Montag, 26. April 2010

Die Leistungslüge

Bei der Zulassung zu einem beschränkten Studiengang ist der NC meist das Maß aller Dinge. An ihm glaubt eine Hochschule (oder wahlweise auch eine zentrale Vergabeeinrichtung) bemessen zu können, wie gut ein Bewerber für ein bestimmtes Studium geeignet ist. Dass dieses Verfahren seit Jahrzehnten gängige Praxis ist, macht es deswegen aber noch nicht gut.

Jüngst sind von der Medizinischen Hochschule Hannover eine Reihe von Studenten exmatrikuliert worden, die sich am NC vorbei ins Studium geklagt hatten. Die Argumentation einer solchen Klage ist meist derselbe: Die betroffene Hochschule sei durchaus in der Lage, mehr als die zugelassenen Studenten durch die universitäre Ausbildung in diesem Fach zu schleusen.
Im Falle der Medizinstudenten aus Hannover war dieses erste Urteil allerdings nicht rechtskräftig und die erteilte Zulassung nur vorläufiger Natur. Nun wurde das endgültige Urteil gefällt und die Studenten müssen ihren Pschyrembel wieder einpacken.

Der Online-Ableger der Zeit begrüßt dieses Urteil, ist es doch ein erstes Zeichen dafür, dass die Hochschulen sich dem teilweise schon groteske Züge annehmendem Wahnsinn des Einklagens in ein Studium nicht mehr uneingeschränkt beugen müssen. Natürlich hat dieser Umstand auch seine zwei Seiten, aber soweit kann ich die Zustimmung zumindest nachvollziehen.
Allerdings erscheint mir die Begründung von Jan-Martin Wiarda doch etwas fadenscheinig. Einzig der Hinweis auf die besondere Natur des Modellstudiengangs Medizin in Hannover (mit Patientenkontakt schon im ersten Semester und der begrenzten Anzahl geeigneter Patienten) folgt einer unbestreitbaren Logik. Diese Schlussfolgerung aber auf alle anderen NC-beschränkten Studiengänge zu übertragen, ist hanebüchen und realitätsfern.

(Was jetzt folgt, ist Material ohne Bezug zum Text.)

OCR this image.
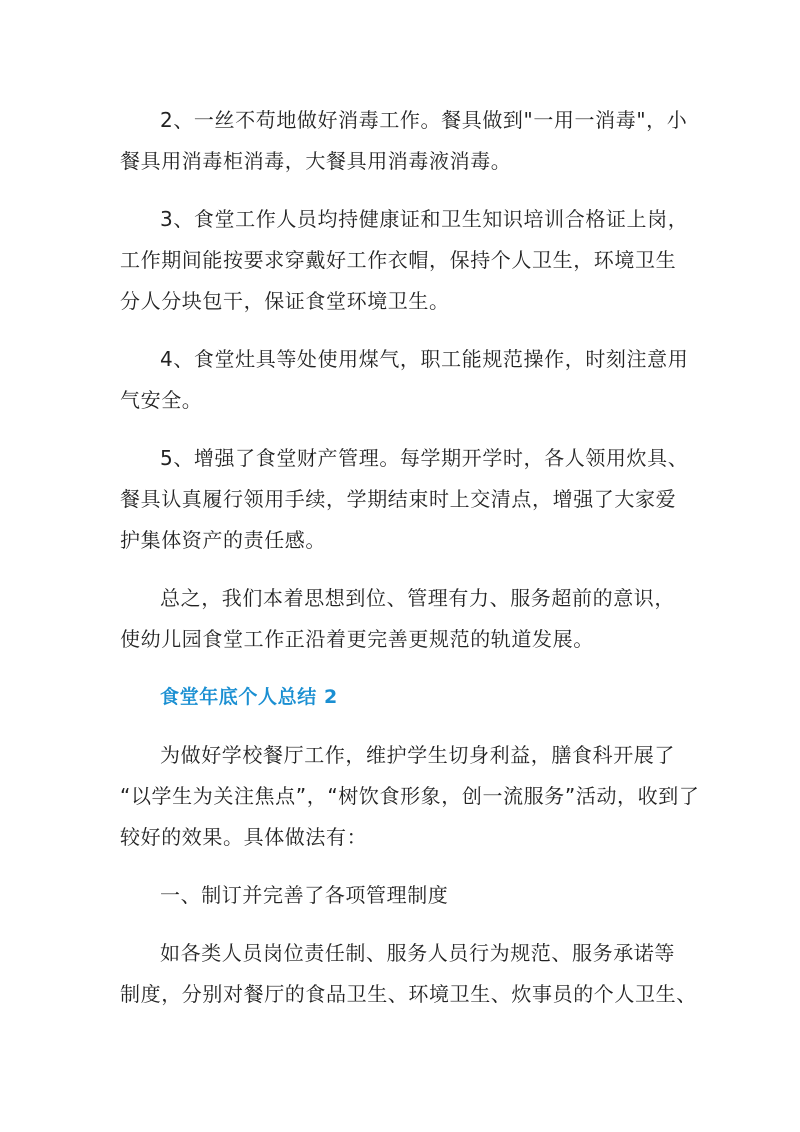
2、一丝不苟地做好消毒工作。餐具做到"一用一消毒"，小
餐具用消毒柜消毒，大餐具用消毒液消毒。

3、食堂工作人员均持健康证和卫生知识培训合格证上岗，
工作期间能按要求穿戴好工作衣帽，保持个人卫生，环境卫生
分人分块包干，保证食堂环境卫生。

4、食堂灶具等处使用煤气，职工能规范操作，时刻注意用
气安全。

5、增强了食堂财产管理。每学期开学时，各人领用炊具、
餐具认真履行领用手续，学期结束时上交清点，增强了大家爱
护集体资产的责任感。

总之，我们本着思想到位、管理有力、服务超前的意识，
使幼儿园食堂工作正沿着更完善更规范的轨道发展。

食堂年底个人总结 2

为做好学校餐厅工作，维护学生切身利益，膳食科开展了
“以学生为关注焦点”，“树饮食形象，创一流服务”活动，收到了
较好的效果。具体做法有：

一、制订并完善了各项管理制度

如各类人员岗位责任制、服务人员行为规范、服务承诺等
制度，分别对餐厅的食品卫生、环境卫生、炊事员的个人卫生、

Der Glaube an die Allgemeingültigkeit des NC beschränkt einen Abiturienten einzig auf ein paar Zahlen, seine Leistungsfähigkeit auf die Noten in Fächern, die für das gewünschte Studium unter Umständen gar nicht relevant sind. Nicht nur, dass Abiturnoten schon in einigen Bundesländern untereinander nicht zu vergleichen sind; bundesweit sind sie das erst recht nicht. Und kein Abitur bezieht die besondere Begabung oder Begeisterung eines angehenden Studenten für sein Fach ein. Neben einer soliden Grundbildung (die an sich jeder Abiturient mitbringen sollte, wenn er die Hochschulreife erlangen konnte), sind gerade im Fall des Medizinstudiums Beobachtungs- und Kombinationsgabe, Einfühlungsvermögen und Menschenkenntnis deutlich wichtiger als eine Note in Biologie. Einen guten Arzt zeichnet, und da kann jeder Patient mitreden, nicht nur seine fachliche Kompetenz aus. Das aber hat Herr Wiarda in seiner Ode an die Qualität des Studiums völlig ignoriert.